Wait — why email marketing for a SaaS? Because your blog, lead magnets, and drip sequences convert trials to customers. ConvertKit is the creator-native default and free up to 10k subs for newsletter-only use.

Password manager: 1Password Business

SaaS founders collect many more passwords than most people — you’re the admin on 15+ services (AWS, Stripe, Clerk, DNS provider, DB provider, Notion, GitHub, 1Password itself, Resend, …). Without a manager, you’re drowning. 1Password Business + Secrets Automation is the right pick for the dev-heavy workflow.

Internal wiki: Notion

Your product roadmap, changelog drafts, customer notes, investor decks (if any), marketing copy — all belong in Notion. You’ll also likely use Notion’s public pages or Ghost to host your public blog.

Add these as you grow

  • PostHog at post-launch — product analytics that beat Google Analytics for SaaS.
  • Chargebee or Stripe Billing at $5k+/mo MRR — more sophisticated billing than vanilla Stripe.
  • Customer.io or Loops at 1,000+ customers — lifecycle marketing that’s more powerful than ConvertKit flows.
  • Attio or HubSpot Free when leads exceed ~20/day — a real CRM.

Skip these (but everyone recommends them)

  • Dedicated helpdesk (Intercom, Zendesk) — one email inbox + a public Discord is enough until ~500 paying users.
  • Dedicated project management (Linear, Jira) — you’re one person.

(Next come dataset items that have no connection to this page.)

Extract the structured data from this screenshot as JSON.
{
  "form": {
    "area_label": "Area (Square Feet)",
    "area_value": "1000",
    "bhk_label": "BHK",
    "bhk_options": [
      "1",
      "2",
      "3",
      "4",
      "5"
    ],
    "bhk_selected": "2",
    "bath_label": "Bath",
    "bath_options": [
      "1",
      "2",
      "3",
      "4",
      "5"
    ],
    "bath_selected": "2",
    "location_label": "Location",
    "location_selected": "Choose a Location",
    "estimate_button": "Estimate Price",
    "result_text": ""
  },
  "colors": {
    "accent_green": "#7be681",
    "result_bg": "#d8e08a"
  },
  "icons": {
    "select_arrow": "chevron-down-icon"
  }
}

Notion database or GitHub Issues is fine.
  • Feature flags (LaunchDarkly) — env vars + a simple flags.ts is enough until you have real users and real risk.

Cost progression

Pre-revenue (month 1-3): $20-50/mo. Free tiers on Fly.io, Neon, ConvertKit, Notion (personal), Stripe (transaction-based).

First $1k MRR (month 3-6): $80-150/mo. You’ll be paying real-tier Fly.io, Clerk, and Resend.

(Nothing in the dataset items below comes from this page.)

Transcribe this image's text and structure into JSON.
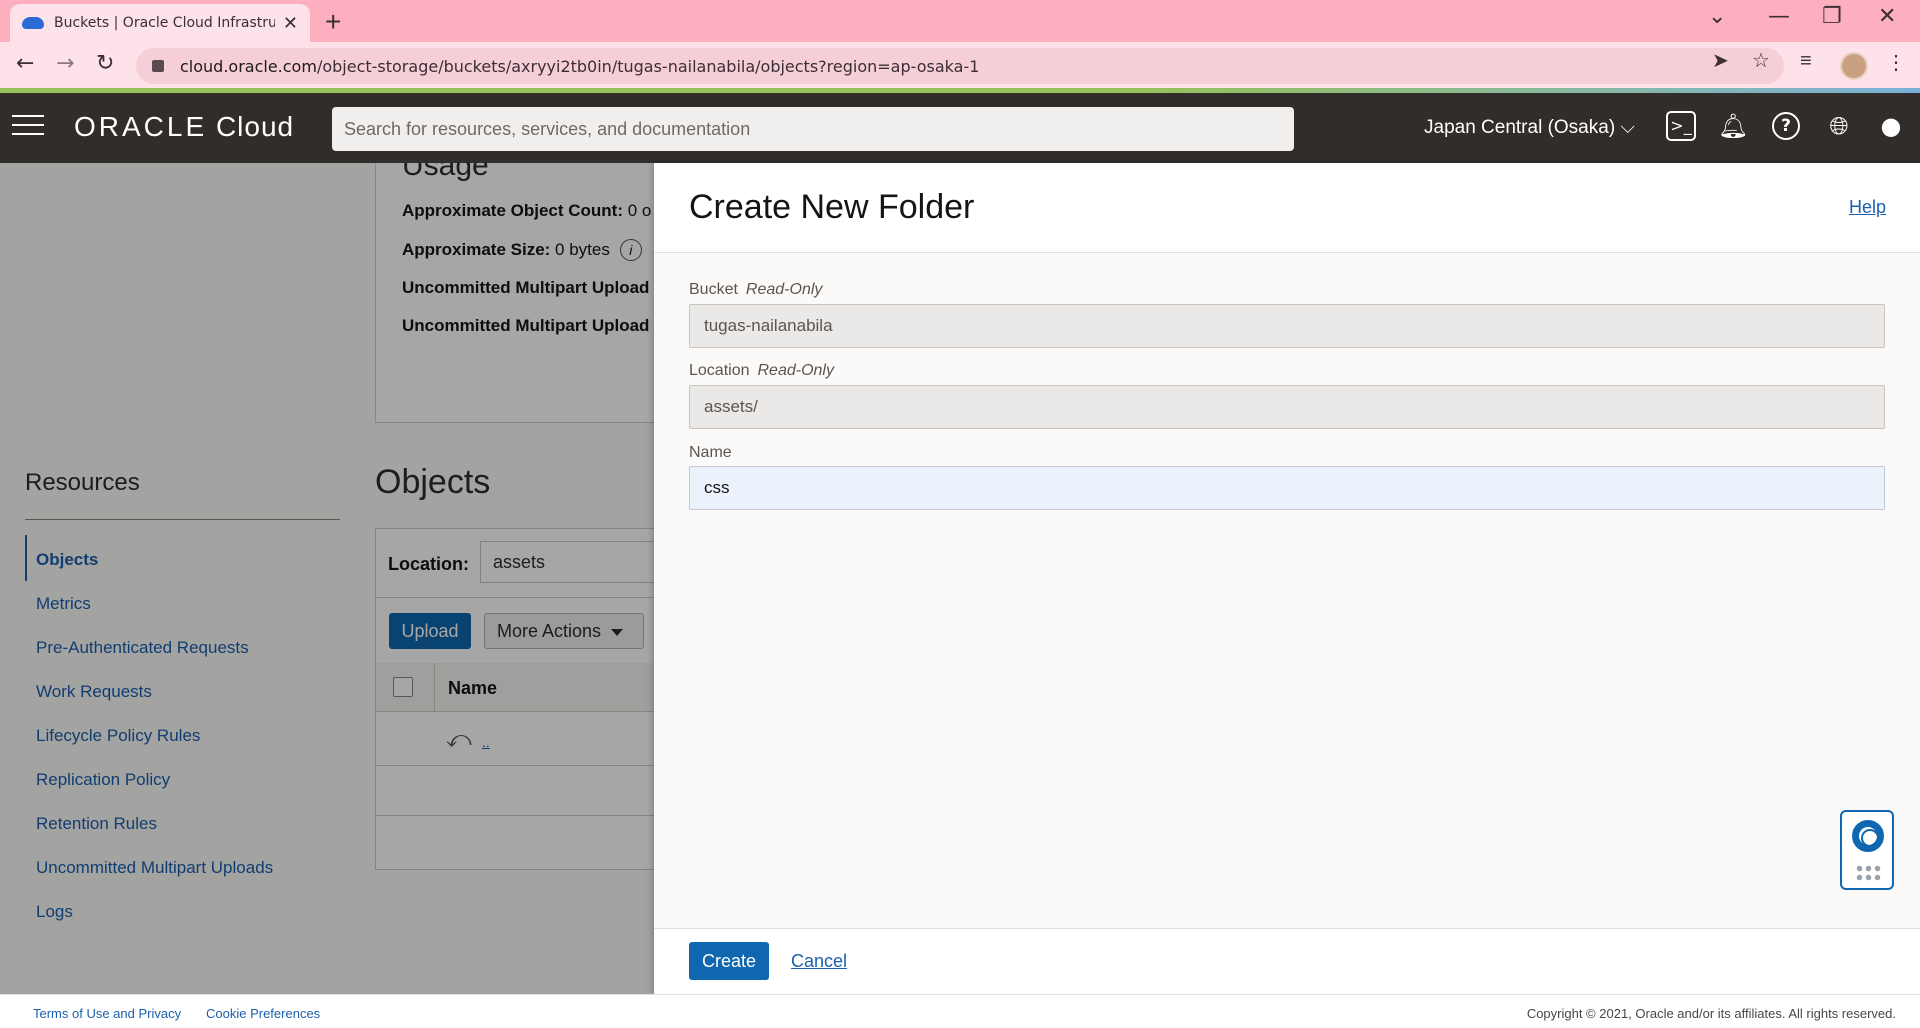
{
  "browser": {
    "tab_title": "Buckets | Oracle Cloud Infrastruct",
    "tab_close": "✕",
    "new_tab": "+",
    "url_host": "cloud.oracle.com",
    "url_path": "/object-storage/buckets/axryyi2tb0in/tugas-nailanabila/objects?region=ap-osaka-1",
    "icons": [
      "back-icon",
      "forward-icon",
      "reload-icon",
      "lock-icon",
      "share-icon",
      "star-icon",
      "media-icon",
      "profile-icon",
      "menu-icon"
    ]
  },
  "header": {
    "logo_brand": "ORACLE",
    "logo_product": "Cloud",
    "search_placeholder": "Search for resources, services, and documentation",
    "region": "Japan Central (Osaka)",
    "region_caret": "⌵"
  },
  "usage": {
    "title": "Usage",
    "rows": [
      {
        "label": "Approximate Object Count:",
        "value": "0 o"
      },
      {
        "label": "Approximate Size:",
        "value": "0 bytes"
      },
      {
        "label": "Uncommitted Multipart Upload",
        "value": ""
      },
      {
        "label": "Uncommitted Multipart Upload",
        "value": ""
      }
    ],
    "info_glyph": "i"
  },
  "resources": {
    "title": "Resources",
    "items": [
      "Objects",
      "Metrics",
      "Pre-Authenticated Requests",
      "Work Requests",
      "Lifecycle Policy Rules",
      "Replication Policy",
      "Retention Rules",
      "Uncommitted Multipart Uploads",
      "Logs"
    ],
    "active_index": 0
  },
  "objects": {
    "title": "Objects",
    "location_label": "Location:",
    "location_value": "assets",
    "upload_label": "Upload",
    "more_actions_label": "More Actions",
    "col_name": "Name",
    "parent_link": "..",
    "back_glyph": "⤺"
  },
  "panel": {
    "title": "Create New Folder",
    "help": "Help",
    "fields": [
      {
        "label": "Bucket",
        "qualifier": "Read-Only",
        "value": "tugas-nailanabila"
      },
      {
        "label": "Location",
        "qualifier": "Read-Only",
        "value": "assets/"
      },
      {
        "label": "Name",
        "qualifier": "",
        "value": "css"
      }
    ],
    "create_label": "Create",
    "cancel_label": "Cancel"
  },
  "footer": {
    "terms": "Terms of Use and Privacy",
    "cookies": "Cookie Preferences",
    "copyright": "Copyright © 2021, Oracle and/or its affiliates. All rights reserved."
  },
  "colors": {
    "oci_header": "#312d2a",
    "primary_button": "#0f67b0",
    "link": "#1b5fad",
    "browser_tabbar": "#fdafc0"
  }
}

At $10k MRR: $300-600/mo. Serious infra + auth + email + analytics. Still tiny vs your revenue.

FAQ

Should I use a no-code tool (Bubble, Webflow) instead?

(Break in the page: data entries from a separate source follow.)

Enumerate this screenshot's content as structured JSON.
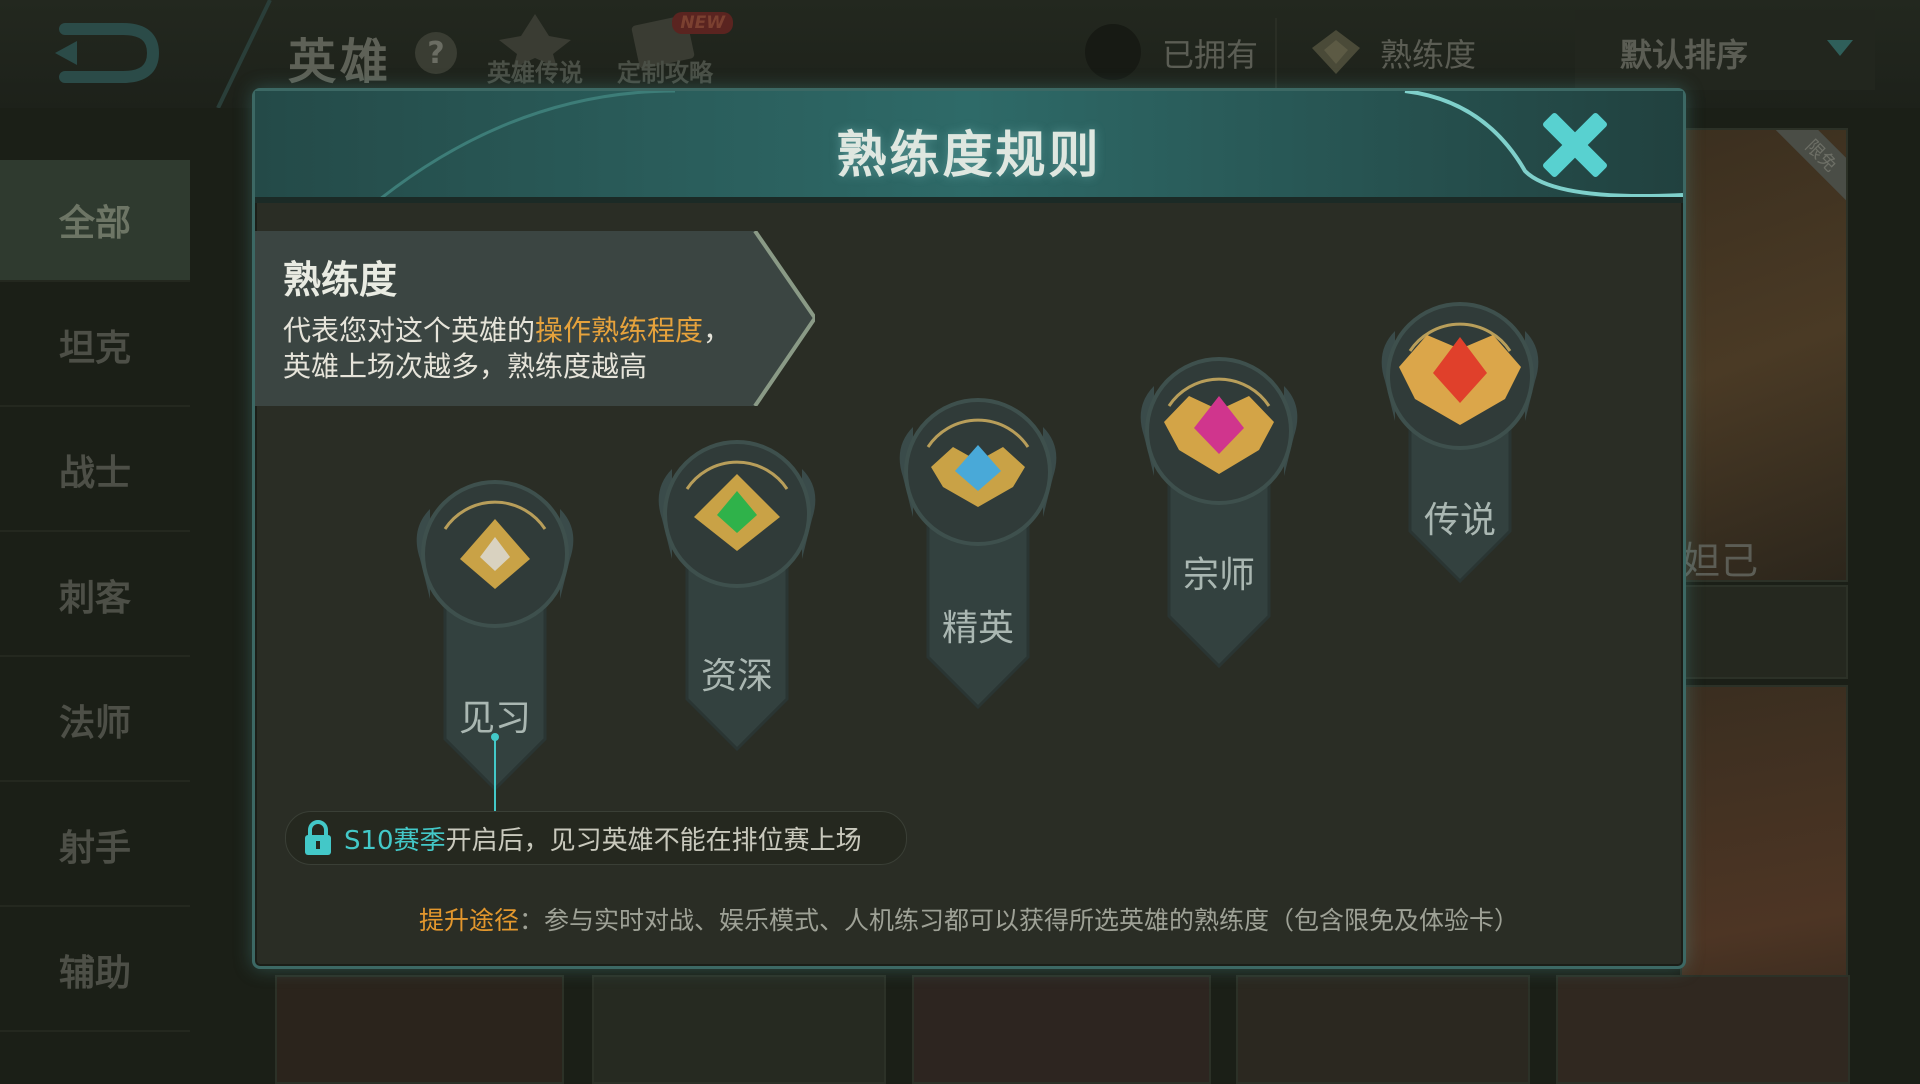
{
  "header": {
    "title": "英雄",
    "help": "?",
    "tabs": [
      {
        "label": "英雄传说",
        "badge": ""
      },
      {
        "label": "定制攻略",
        "badge": "NEW"
      }
    ],
    "owned_filter": "已拥有",
    "proficiency_filter": "熟练度",
    "sort": "默认排序"
  },
  "sidebar": {
    "items": [
      {
        "label": "全部",
        "active": true
      },
      {
        "label": "坦克"
      },
      {
        "label": "战士"
      },
      {
        "label": "刺客"
      },
      {
        "label": "法师"
      },
      {
        "label": "射手"
      },
      {
        "label": "辅助"
      }
    ]
  },
  "background_cards": {
    "free_tag": "限免",
    "partial_hero_name": "妲己"
  },
  "modal": {
    "title": "熟练度规则",
    "info": {
      "heading": "熟练度",
      "line1_prefix": "代表您对这个英雄的",
      "line1_highlight": "操作熟练程度",
      "line1_suffix": "，",
      "line2": "英雄上场次越多，熟练度越高"
    },
    "tiers": [
      {
        "label": "见习",
        "gem_color": "#d9d2c0"
      },
      {
        "label": "资深",
        "gem_color": "#2fb24a"
      },
      {
        "label": "精英",
        "gem_color": "#49a9d8"
      },
      {
        "label": "宗师",
        "gem_color": "#d0358d"
      },
      {
        "label": "传说",
        "gem_color": "#e0402b"
      }
    ],
    "locked_note": {
      "season": "S10赛季",
      "text": "开启后，见习英雄不能在排位赛上场"
    },
    "bottom_note": {
      "label": "提升途径",
      "colon": "：",
      "text": "参与实时对战、娱乐模式、人机练习都可以获得所选英雄的熟练度（包含限免及体验卡）"
    }
  },
  "colors": {
    "accent_cyan": "#43c8c8",
    "accent_orange": "#e6a23c",
    "gold": "#d8a94a"
  }
}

If you’re not a developer, yes — ship faster. If you are a developer, no-code tools are a trap for SaaS; you’ll outgrow them in month 6 and have to rewrite, which is worse than building a thin custom thing from day one.

Open-source vs SaaS for self-hosting the platform?

Self-host when you must (regulated industry, privacy-critical), SaaS otherwise. Your time is the most expensive resource you have; don’t spend it on ops until the revenue justifies it.

What about AI infrastructure?

If AI is in your product, budget $200-2,000/mo for OpenAI/Anthropic API from month 1. Use the cheapest model that works; most products over-spec their LLM.